When CONFIG_FS_DAX_PMD is set, DAX supports mmap() using pmd page
size. This feature relies on both mmap virtual address and FS
block (i.e. physical address) to be aligned by the pmd page size.
Users can use mkfs options to specify FS to align block allocations.
However, aligning mmap address requires code changes to existing
applications for providing a pmd-aligned address to mmap().
For instance, fio with "ioengine=mmap" performs I/Os with mmap() [1].
It calls mmap() with a NULL address, which needs to be changed to
provide a pmd-aligned address for testing with DAX pmd mappings.
Changing all applications that call mmap() with NULL is undesirable.
This patch-set extends filesystems to align an mmap address for
a DAX file so that unmodified applications can use DAX pmd mappings.

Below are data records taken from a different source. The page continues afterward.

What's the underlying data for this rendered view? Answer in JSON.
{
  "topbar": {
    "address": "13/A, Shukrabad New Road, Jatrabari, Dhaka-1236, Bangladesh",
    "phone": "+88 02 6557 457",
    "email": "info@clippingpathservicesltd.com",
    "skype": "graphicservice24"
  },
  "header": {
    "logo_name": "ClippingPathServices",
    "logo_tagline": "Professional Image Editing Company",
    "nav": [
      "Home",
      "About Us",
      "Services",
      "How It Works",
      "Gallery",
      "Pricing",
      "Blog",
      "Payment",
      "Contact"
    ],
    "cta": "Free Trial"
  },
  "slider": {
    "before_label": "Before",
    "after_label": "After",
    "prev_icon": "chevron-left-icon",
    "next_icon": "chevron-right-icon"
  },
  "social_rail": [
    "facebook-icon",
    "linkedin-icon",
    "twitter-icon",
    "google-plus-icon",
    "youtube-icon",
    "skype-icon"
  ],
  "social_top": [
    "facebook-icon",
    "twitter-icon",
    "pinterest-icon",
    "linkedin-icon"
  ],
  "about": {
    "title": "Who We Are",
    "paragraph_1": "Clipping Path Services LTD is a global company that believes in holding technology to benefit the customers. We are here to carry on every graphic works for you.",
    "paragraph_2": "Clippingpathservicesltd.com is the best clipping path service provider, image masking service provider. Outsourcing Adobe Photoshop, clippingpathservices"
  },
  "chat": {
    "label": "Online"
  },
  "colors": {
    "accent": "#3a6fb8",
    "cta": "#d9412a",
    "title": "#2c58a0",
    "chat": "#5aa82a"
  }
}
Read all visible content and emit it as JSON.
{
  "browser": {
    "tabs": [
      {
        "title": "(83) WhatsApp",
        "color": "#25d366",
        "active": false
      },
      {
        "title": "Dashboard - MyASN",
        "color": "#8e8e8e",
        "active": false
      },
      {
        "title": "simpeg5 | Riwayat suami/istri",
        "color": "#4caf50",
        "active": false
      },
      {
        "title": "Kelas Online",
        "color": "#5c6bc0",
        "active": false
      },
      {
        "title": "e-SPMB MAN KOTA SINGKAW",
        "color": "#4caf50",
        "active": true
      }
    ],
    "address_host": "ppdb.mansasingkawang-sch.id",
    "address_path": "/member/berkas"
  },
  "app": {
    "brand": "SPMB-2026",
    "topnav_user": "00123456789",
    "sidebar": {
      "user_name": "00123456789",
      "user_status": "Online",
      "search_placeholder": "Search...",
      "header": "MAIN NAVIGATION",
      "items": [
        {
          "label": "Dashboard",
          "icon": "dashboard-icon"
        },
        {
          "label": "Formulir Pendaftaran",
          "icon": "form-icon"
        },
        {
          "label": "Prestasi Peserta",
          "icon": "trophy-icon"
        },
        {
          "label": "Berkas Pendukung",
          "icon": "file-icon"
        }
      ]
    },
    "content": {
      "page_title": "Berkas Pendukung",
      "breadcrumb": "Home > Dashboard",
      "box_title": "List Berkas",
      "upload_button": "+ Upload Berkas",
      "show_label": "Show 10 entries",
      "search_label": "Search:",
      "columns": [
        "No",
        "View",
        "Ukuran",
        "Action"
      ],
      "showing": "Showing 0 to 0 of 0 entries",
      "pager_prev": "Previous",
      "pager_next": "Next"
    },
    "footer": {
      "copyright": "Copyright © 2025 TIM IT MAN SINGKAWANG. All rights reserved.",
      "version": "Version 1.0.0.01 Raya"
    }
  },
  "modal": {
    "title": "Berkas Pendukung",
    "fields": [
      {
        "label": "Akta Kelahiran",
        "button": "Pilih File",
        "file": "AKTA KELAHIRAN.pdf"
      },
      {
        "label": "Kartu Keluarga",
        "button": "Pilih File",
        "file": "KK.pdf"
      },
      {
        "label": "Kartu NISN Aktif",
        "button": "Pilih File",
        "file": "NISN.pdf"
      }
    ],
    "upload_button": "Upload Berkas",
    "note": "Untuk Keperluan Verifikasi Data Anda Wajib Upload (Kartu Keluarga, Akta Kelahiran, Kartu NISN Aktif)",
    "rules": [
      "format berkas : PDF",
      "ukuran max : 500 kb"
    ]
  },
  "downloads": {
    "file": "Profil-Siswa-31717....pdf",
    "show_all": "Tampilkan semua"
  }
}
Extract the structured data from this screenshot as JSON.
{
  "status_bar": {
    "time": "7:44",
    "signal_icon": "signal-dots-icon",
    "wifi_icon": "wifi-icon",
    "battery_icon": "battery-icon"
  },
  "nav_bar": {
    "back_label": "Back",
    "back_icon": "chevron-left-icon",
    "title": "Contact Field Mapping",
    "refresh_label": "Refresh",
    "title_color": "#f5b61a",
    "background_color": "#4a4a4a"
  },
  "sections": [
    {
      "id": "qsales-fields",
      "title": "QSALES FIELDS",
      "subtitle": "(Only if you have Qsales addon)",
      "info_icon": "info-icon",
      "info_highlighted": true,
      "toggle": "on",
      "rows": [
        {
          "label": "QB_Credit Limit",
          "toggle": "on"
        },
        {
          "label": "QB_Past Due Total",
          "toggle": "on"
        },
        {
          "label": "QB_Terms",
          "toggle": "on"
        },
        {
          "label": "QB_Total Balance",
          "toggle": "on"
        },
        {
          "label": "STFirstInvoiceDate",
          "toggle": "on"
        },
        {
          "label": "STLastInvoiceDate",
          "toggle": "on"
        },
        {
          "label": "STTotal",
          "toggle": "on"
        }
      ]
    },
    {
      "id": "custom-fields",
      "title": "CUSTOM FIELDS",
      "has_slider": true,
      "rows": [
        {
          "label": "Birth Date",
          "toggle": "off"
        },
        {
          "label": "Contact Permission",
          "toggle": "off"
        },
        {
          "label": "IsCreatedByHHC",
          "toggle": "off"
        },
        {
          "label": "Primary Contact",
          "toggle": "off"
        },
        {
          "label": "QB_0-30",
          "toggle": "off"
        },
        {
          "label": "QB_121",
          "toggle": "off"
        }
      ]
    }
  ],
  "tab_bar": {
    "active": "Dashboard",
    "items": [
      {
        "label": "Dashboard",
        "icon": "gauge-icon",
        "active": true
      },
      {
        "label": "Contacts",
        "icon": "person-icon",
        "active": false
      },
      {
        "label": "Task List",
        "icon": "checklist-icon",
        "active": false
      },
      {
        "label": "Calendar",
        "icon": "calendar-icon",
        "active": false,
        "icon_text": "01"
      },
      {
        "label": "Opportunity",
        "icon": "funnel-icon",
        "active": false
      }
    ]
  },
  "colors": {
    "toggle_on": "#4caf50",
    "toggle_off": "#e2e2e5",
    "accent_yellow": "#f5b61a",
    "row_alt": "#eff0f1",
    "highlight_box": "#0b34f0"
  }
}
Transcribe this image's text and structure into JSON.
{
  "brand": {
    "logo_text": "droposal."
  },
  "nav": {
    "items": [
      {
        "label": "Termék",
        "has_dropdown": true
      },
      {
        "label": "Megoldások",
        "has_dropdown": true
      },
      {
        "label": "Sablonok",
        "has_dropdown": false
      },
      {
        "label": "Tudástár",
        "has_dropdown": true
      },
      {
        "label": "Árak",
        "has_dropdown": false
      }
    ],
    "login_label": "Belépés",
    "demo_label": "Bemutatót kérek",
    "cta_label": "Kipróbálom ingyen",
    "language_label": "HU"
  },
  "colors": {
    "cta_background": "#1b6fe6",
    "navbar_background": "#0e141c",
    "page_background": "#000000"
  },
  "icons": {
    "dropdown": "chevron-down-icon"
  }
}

[1]: https://github.com/axboe/fio/blob/master/engines/mmap.c
v2:
- Change filesystems to provide their get_unmapped_area().
(Matthew Wilcox)
- Add more description about the benefit. (Matthew Wilcox)
---
Toshi Kani (5):
1/5 dax: add dax_get_unmapped_area for pmd mappings
2/5 ext4: call dax_get_unmapped_area() for DAX pmd mappings
3/5 xfs: call dax_get_unmapped_area() for DAX pmd mappings
4/5 ext2: call dax_get_unmapped_area() for DAX pmd mappings
5/5 block: call dax_get_unmapped_area() for DAX pmd mappings
---
fs/block_dev.c | 3 +++
fs/dax.c | 45 +++++++++++++++++++++++++++++++++++++++++++++
fs/ext2/file.c | 3 +++
fs/ext4/file.c | 3 +++
fs/xfs/xfs_file.c | 3 +++
include/linux/dax.h | 2 ++
6 files changed, 59 insertions(+)
When CONFIG_FS_DAX_PMD is set, DAX supports mmap() using pmd page
size. This feature relies on both mmap virtual address and FS
block (i.e. physical address) to be aligned by the pmd page size.
Users can use mkfs options to specify FS to align block allocations.
However, aligning mmap address requires code changes to existing
applications for providing a pmd-aligned address to mmap().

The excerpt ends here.